If you want to get banks lending again, governments can try a bit of moral suasion, but ultimately it’s a decision that any bank is going to have to make on its own economic merits….When the government guarantees loans, for instance through the Small Business Administration, that might do more to help increase lending — but only by transferring credit risk out of the banking sector and onto the taxpayer.
If a bank is long on loans but deposits short, it has alternative funding channels, so it can go ahead and make the loan. But if it’s deposits long but loans short, there is nowhere it can go to get that creditworthy alternative (except in the government bonds market, or yes, loans guaranteed by government)
So if government wants lending to be more robust, focusing accommodating policies just on the banking side is not going to be very enough. More focus on supporting private industry and the consumers is needed (But yes, government guarantees will likely be a necessary component in this, to boost the economic merits of lending to these sectors.)

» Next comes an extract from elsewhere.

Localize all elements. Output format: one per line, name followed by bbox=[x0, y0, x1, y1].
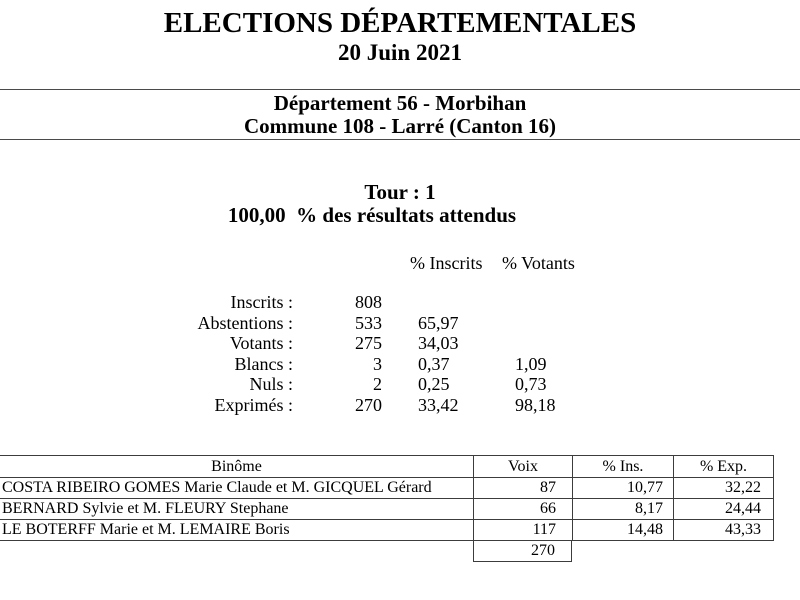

There is currently a large pent up opportunity globally just waiting to unrestrained (if the proper supports are in place). I said it before, I’ll say it here again: Global rebalancing will be the greatest source of growth, as well as the greatest challenge, for capitalism in the coming decade. The developed world needs to rebuild its manufacturing base, while the developing nations need to develop a thriving consumer economy. Much capital investment for production needs to be rebuilt in the developed countries, while much more advanced distribution chains and financial networks need to be established in the developing nations. The best guarantee is a government commitment to this rebalancing. Government has to support the profitable growth of manufacturing in previously hollowed out economies, and to support consumer social safety nets in previously export surplus countries.